Tutto è cominciato quando «abbiamo notato che qualcosa non andava e che nostro figlio non era più lo stesso – racconta la mamma del bambino –. Pensavamo che avesse semplicemente perso la voglia di giocare a pallone. Succede, ma ci suonava strano visto il suo amore per il calcio. Ne abbiamo parlato con i mister, cercando di capire le cause di questo cambiamento, ma non ci hanno dato una risposta». A dare la spiegazione, alla fine, è stato proprio il bimbo: «Ci è voluto un mese prima che trovasse il coraggio di raccontare la verità – spiega la donna –: la sua perdita di entusiasmo non dipendeva dall’attività sportiva, ma dalla paura.

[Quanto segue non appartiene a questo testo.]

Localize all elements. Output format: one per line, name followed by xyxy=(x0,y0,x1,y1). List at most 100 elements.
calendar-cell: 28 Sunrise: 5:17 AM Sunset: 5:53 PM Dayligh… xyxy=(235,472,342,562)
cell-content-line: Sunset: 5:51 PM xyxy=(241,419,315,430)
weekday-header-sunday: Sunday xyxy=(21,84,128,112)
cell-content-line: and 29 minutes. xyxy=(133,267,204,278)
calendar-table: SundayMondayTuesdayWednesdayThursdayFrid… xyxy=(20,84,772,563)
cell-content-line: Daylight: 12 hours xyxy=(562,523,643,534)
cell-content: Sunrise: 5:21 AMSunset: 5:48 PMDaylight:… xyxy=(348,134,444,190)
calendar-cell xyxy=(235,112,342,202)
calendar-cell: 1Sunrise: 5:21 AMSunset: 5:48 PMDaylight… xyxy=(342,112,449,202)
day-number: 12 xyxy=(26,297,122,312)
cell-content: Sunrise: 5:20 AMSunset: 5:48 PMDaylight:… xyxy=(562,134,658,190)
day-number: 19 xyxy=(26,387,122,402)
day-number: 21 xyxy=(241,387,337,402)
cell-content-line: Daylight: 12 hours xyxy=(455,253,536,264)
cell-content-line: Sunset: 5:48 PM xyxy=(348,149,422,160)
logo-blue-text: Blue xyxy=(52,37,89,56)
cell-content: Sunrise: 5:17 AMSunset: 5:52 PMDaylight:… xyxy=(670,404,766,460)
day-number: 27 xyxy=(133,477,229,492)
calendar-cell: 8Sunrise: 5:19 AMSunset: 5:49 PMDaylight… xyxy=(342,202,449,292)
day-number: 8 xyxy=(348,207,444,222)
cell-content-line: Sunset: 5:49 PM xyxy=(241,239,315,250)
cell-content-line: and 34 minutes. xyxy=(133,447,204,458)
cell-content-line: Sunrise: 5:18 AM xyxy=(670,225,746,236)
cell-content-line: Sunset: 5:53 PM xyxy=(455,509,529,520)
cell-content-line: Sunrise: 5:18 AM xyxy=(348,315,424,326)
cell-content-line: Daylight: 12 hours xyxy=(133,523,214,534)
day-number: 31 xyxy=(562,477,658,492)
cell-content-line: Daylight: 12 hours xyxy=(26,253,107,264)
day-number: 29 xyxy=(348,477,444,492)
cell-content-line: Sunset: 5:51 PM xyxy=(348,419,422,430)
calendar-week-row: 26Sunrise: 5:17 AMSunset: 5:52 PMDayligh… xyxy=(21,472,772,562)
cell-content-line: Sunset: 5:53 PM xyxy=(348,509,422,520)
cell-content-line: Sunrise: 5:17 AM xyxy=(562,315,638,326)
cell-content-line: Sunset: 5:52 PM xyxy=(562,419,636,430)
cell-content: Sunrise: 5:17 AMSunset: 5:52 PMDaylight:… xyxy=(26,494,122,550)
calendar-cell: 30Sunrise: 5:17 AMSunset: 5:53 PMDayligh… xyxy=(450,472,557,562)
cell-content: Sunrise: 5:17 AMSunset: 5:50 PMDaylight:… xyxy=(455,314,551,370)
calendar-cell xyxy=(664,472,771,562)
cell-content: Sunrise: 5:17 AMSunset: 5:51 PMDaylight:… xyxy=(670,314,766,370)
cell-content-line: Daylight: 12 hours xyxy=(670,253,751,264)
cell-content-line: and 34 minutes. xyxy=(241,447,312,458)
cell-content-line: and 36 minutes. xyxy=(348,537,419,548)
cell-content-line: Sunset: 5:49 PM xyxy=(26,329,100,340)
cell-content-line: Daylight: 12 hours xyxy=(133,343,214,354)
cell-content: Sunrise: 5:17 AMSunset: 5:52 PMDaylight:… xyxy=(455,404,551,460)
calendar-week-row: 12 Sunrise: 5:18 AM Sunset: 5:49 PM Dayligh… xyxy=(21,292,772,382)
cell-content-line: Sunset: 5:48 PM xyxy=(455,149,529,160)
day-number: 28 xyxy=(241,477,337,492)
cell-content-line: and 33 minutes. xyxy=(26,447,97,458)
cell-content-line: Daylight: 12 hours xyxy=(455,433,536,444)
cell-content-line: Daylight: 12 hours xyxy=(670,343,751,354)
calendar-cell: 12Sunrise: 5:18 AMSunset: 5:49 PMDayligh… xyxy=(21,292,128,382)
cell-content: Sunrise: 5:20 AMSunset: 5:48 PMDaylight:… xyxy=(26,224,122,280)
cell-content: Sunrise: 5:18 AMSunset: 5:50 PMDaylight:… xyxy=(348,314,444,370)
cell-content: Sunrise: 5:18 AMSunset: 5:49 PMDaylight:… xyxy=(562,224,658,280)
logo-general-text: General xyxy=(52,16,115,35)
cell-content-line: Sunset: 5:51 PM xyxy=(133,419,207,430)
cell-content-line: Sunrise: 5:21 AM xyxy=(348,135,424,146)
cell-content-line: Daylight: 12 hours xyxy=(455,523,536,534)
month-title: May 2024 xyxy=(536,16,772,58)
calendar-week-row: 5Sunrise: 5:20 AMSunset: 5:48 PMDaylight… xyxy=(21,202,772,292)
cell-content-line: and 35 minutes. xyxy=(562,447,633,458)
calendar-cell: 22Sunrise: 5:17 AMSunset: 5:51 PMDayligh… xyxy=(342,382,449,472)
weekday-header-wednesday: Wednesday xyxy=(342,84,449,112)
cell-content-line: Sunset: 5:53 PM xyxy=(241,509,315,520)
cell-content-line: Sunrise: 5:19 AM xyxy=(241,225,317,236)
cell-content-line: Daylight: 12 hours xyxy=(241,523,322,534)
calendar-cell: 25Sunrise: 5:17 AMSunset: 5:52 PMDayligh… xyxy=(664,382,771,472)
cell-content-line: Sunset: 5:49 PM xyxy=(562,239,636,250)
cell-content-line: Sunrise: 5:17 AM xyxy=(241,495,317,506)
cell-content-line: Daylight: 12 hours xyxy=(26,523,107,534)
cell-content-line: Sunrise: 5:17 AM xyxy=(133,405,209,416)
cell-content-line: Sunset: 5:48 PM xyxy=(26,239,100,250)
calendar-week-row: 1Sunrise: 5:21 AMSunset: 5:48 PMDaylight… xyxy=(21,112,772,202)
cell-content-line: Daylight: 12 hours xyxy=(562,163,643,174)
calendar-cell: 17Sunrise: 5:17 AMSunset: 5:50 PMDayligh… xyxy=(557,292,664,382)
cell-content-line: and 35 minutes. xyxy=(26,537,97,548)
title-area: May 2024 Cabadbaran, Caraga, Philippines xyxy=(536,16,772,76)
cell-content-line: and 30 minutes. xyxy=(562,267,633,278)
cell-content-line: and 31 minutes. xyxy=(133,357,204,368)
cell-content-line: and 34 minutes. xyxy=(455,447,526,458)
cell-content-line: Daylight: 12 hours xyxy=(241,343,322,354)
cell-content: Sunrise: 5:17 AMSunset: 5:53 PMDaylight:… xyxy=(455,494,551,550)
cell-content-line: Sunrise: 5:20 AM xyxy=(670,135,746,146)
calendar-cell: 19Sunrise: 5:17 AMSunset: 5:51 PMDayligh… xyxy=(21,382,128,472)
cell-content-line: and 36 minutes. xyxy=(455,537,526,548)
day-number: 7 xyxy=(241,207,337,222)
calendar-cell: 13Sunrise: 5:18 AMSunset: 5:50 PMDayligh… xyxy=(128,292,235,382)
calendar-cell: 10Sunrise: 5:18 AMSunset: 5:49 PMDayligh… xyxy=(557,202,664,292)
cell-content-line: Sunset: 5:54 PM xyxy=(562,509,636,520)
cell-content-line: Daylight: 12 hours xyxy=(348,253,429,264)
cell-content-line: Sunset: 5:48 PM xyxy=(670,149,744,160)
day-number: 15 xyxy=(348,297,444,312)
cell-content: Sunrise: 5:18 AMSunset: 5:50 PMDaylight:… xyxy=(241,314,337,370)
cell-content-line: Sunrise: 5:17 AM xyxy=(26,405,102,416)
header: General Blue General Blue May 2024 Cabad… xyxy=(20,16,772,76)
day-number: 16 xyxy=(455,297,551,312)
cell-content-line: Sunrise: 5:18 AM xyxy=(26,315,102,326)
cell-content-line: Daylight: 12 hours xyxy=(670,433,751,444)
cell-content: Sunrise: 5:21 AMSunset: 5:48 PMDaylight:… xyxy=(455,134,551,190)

Dopo una serata con i nonni, e dopo aver detto che voleva risolvere “da solo i problemi”, in lacrime ci ha raccontato tutto».

Quella del bimbo non era la “paura di tirare un calcio di rigore” cantata da De Gregori. I timori erano legati a ciò che accadeva – e secondo la madre accade ancora – nel bus che veniva a prendere il baby calciatore per andare agli allenamenti. «Sul pulmino, per un mese intero, ha subito continue angherie da parte di alcuni ragazzi di soli due anni più grandi di lui – denuncia la donna –. Lo hanno messo a dura prova, facendogli temere di parlare per paura di ulteriori ripercussioni. Abbiamo immediatamente segnalato l’accaduto alla società sportiva, che ha confermato di essere già a conoscenza di altri comportamenti problematici da parte degli stessi ragazzi».

«Ci era stato garantito che sarebbero stati presi provvedimenti seri: ci hanno assicurato che, se si fosse verificato un altro episodio, questi ragazzi sarebbero stati messi fuori squadra», prosegue la mamma, ma alle promesse, secondo il suo racconto, non sono seguiti i fatti: «Il problema si è ripresentato alla prima occasione. E la nuova risposta della società è stata unicamente un invito “a parlare con i genitori”. Nessun intervento serio come avevano detto, come era giusto fare».

La famiglia non si è arresa: ha fatto di tutto perché il bambino continuasse a giocare a calcio e, «sacrificando gli impegni lavorativi», ha deciso di accompagnarlo personalmente agli allenamenti. Niente più pulmino della “paura”, ma resta un rammarico: «Così facendo, ci sembra quasi di aver “consegnato” la vittoria a quei bulli, che continuano a comportarsi come prima, senza reali conseguenze».

«Sono scioccata e delusa – conclude la donna –. Non riesco a capire come sia possibile che episodi di bullismo vengano trattati con superficialità. La società sportiva ha la responsabilità di proteggere tutti i suoi iscritti, di creare un ambiente sano e rispettoso, e di intervenire in maniera ferma e decisa quando qualcuno mette a rischio il benessere degli altri. Il mio appello è semplice: non ignorate il bullismo. Chiedo alle società sportive, agli educatori e a tutti noi genitori di riflettere. Ogni azione conta, ogni silenzio lascia una ferita».